Me interesa más esa capacidad suya para ser artista de ella misma, que es como
ser una princesa: una película eterna, una cárcel de las maneras, el cansancio
y la satisfacción de ir siempre estirándose por dentro para dar forma al
personaje o al retrato que ha decidido hacerse. Las folclóricas, eso sí, se
hacen todas el mismo personaje, esa Reina de Saba entre la majestad y la
gitanería, con una grandiosidad hortera de oros y pies descalzos, de lujos y ganadería.

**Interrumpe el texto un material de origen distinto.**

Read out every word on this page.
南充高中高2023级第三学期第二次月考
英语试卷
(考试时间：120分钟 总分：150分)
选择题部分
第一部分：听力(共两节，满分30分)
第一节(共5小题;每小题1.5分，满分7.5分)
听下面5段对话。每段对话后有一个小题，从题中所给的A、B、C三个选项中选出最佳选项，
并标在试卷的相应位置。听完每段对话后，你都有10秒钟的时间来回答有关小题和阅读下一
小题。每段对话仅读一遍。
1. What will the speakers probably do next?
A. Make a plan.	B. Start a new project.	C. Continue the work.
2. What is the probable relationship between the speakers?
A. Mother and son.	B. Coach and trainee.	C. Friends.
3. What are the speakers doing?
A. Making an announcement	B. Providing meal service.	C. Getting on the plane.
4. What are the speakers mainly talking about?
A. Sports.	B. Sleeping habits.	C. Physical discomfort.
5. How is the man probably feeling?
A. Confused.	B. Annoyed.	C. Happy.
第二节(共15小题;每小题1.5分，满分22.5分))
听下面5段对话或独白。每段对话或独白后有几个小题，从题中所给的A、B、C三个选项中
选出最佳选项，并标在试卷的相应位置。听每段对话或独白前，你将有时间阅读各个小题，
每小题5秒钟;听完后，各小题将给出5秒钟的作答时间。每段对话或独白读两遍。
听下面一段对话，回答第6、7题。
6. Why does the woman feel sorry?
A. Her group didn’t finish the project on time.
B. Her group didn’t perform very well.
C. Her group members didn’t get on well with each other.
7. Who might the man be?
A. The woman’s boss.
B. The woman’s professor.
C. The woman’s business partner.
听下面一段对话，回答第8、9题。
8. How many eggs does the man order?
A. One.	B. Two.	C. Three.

Pero ser un folclórico no es sólo tener ese ego de príncipe panadero unido a un
mal gusto de porcelana de mal gusto. Toda majestad necesita un reino, un
pueblo, una veneración y un cofrecillo común de sentimientos facilones. Así que
las folclóricas llevan al pueblo, a la provincia o al país en el moño, igual
que los toreros, también muy folclóricos, lo llevan en la taleguilla (el torero
se enfrenta al dragón, a la muerte y al sexo, todo como batalla). También son
profundamente folclóricos los futbolistas. Si la Pantoja, ante el aplauso de su
público, se cree en el imperio chino de su arte; los futbolistas suelen creerse
en el señorío de sus calzones, que hacen patria.
Tonadilleras
quedan pocas, salvo las que fabrica Canal Sur como si en estos tiempos hicieran
pastorcillas de Garcilaso, y los toreros se han ido convirtiendo en gimnastas o
modelos de corbatas y ya no son tan castizos cuando la Fiesta decae en
popularidad y los jóvenes la ven una antigualla como el arte de los tapices. ¿Nos
quedan como últimos folclóricos los futbolistas? ¿Sergio Ramos, vestido de calle
como si viniera de una boda en Bombay, igual que la Pantoja poniendo sus dientes
en modo tiara? En realidad, nuestros más grandes e invencibles folclóricos son
los políticos. Nadie como un político se adorna de su pueblo como una flor en
las tetas, y habla entre la adulación y la ausencia de escuela, y es más
artista de su sonrisa, de su frente alta, de su mentira y de su ego; y confunde
la dignidad con un latifundio de vacas, y desprecia al otro folclórico de
enfrente, y nos cobra por cada tristeza y alegría que inventa y fotografía, y
confunde a sus fans con el mundo, y piensa que amontonar gente es acumular
verdad, y que la vulgaridad es sencillez, y que son sublimes las simplezas que
le salen ante el micrófono. Los políticos son los más grandes folclóricos. Lo
que pasa es que si se les pierde un pendiente, se pisan la bata, se les nota el
bigote, se atusan la ordinariez o insultan a la inteligencia, entonces la
pérdida, el pisotón, la indiscreción, el mal gusto o la necedad los sufrimos y
los pagamos todos. La Pantoja, ni mordiendo con toda su dentadura de gala
podría hacer tanto daño.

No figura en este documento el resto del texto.